Afgelopen zaterdag moesten de veteranen van de FC Oudewater voor het eerst in de geschiedenis aantreden tegen het Alphense ARC. Alphen aan den Rijn is heden ten dage een gemeente van 100.000 inwoners en één van de oudste steden van ons land. Het dorp Alphen is ontstaan op de plaats en resten van een Romeinse castellum, Albinianae genaamd. Dat betekent nederzetting aan het witte water. Met dit water bedoelde men de rivier de Aar, die uitmondt in de Rijn. De eerste bewoning dateert uit de eerste eeuw van onze jaartelling, om precies te zijn het jaar 43, toen Claudius van 41 tot 54 keizer van het Romeinse Rijk was. Gelegen aan de linkeroever van de Rhenus, de huidige Oude Rijn. Op een middeleeuwse kaart werd het castellum als Alpheni Castra aangegeven.

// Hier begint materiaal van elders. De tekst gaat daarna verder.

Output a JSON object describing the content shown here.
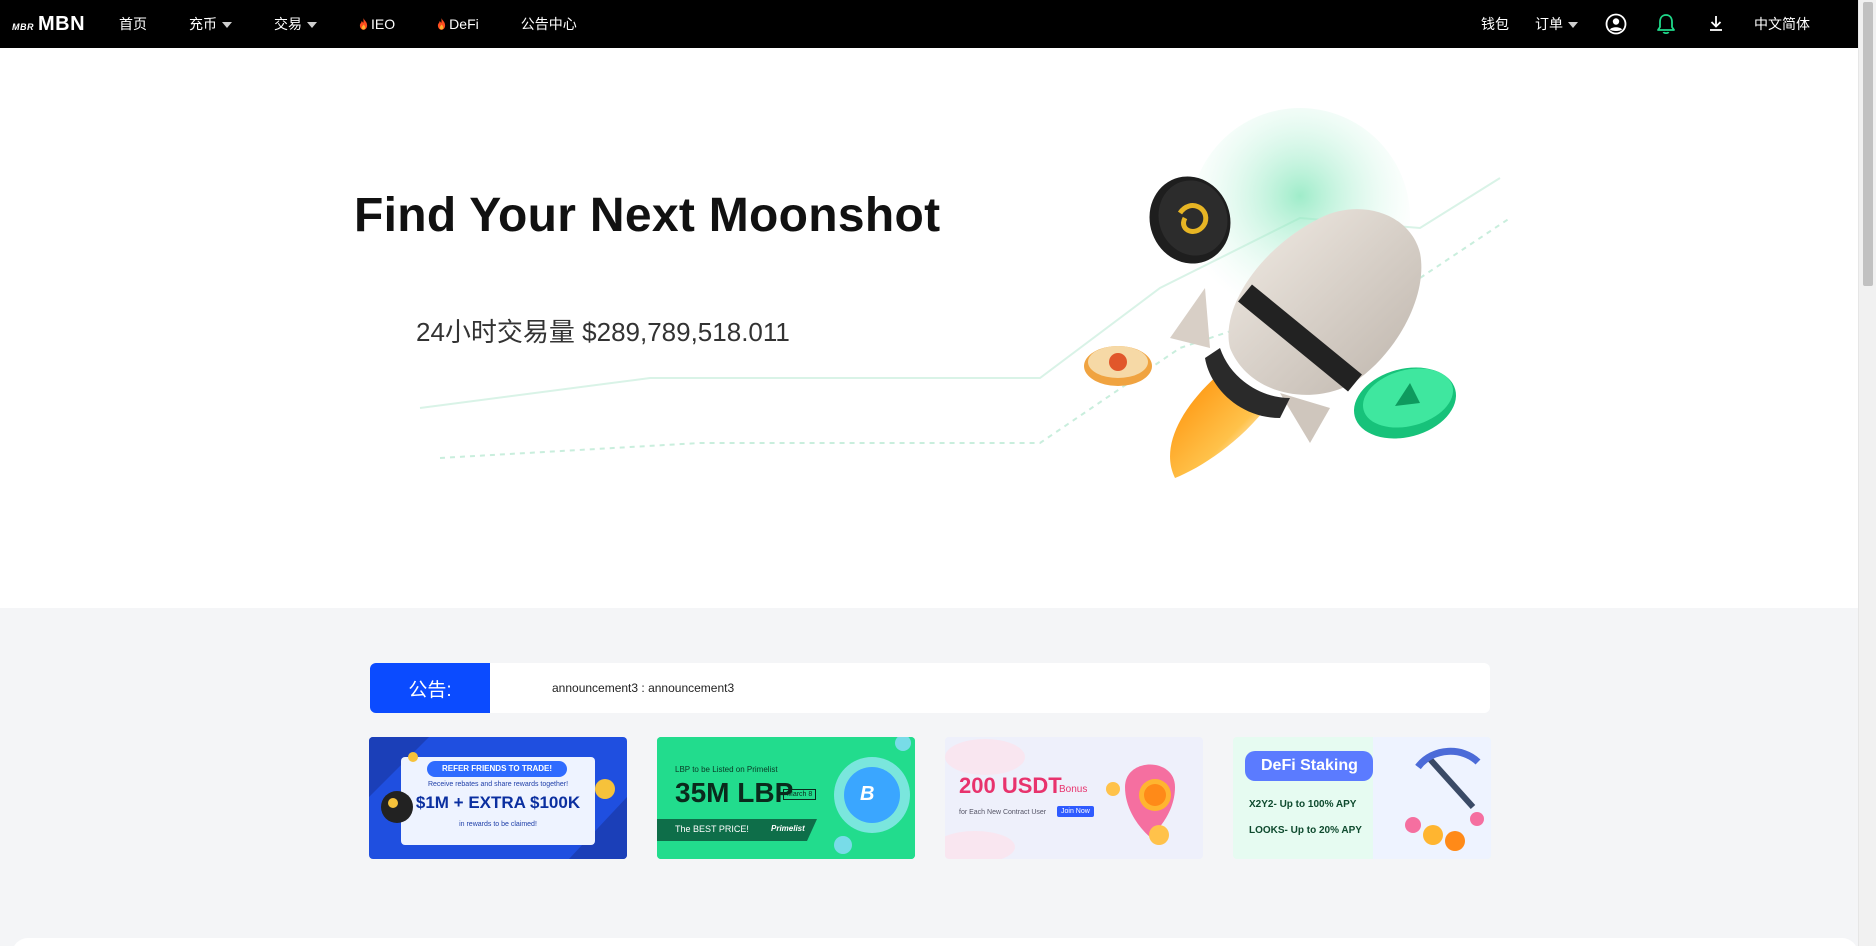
{
  "header": {
    "logo_small": "MBR",
    "logo_big": "MBN",
    "nav": [
      {
        "label": "首页"
      },
      {
        "label": "充币"
      },
      {
        "label": "交易"
      },
      {
        "label": "IEO"
      },
      {
        "label": "DeFi"
      },
      {
        "label": "公告中心"
      }
    ],
    "wallet_label": "钱包",
    "orders_label": "订单",
    "language_label": "中文简体"
  },
  "hero": {
    "title": "Find Your Next Moonshot",
    "volume": "24小时交易量 $289,789,518.011"
  },
  "announcement": {
    "label": "公告:",
    "text": "announcement3 : announcement3"
  },
  "banners": [
    {
      "line1": "REFER FRIENDS TO TRADE!",
      "line2": "Receive rebates and share rewards together!",
      "line3": "$1M + EXTRA $100K",
      "line4": "in rewards to be claimed!"
    },
    {
      "line1": "LBP to be Listed on Primelist",
      "line2": "35M LBP",
      "line3": "March 8",
      "line4": "The BEST PRICE!",
      "line5": "Primelist"
    },
    {
      "line1": "200 USDT",
      "line2": "Bonus",
      "line3": "for Each New Contract User",
      "line4": "Join Now"
    },
    {
      "line1": "DeFi Staking",
      "line2": "X2Y2- Up to 100% APY",
      "line3": "LOOKS- Up to 20% APY"
    }
  ],
  "colors": {
    "nav_bg": "#000000",
    "announce_blue": "#0b4bff",
    "lower_bg": "#f4f5f7",
    "accent_green": "#1fd98a"
  },
  "icons": [
    "user-icon",
    "bell-icon",
    "download-icon",
    "flame-icon",
    "caret-down-icon"
  ]
}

Deze versterking maakte deel uit van een reeks versterkingen gebouwd aan de Rijn, van Katwijk aan Zee aan de Noordzee tot Bazel aan het Meer van Constance, wat toen de grens vormde tussen het Romeinse Rijk – wat als de ‘beschaafde wereld’ beschouwd werd – en de Keltische ‘barbaarse’ stammen en volkeren die ten noorden en oosten van de rivier woonden. Alphen is net zo oud als Londinium (Londen), wat in hetzelfde jaar gesticht werd. Aan het eind van de tweede eeuw was de druk van de ‘barbaren’ uit het oosten van Europa wel zodanig, dat de Romeinse vestiging in onbruik raakte en werd ingenomen door de plaatselijke bevolking, die in aantal toenam. Deze bewoners leefden in hutten in de uitgestrekte wouden en bossen, die Holland (Holzland = het land van hout) bedekte, en waar de naam van ‘woude’ nog in vele dorpsnamen te herkennen zijn.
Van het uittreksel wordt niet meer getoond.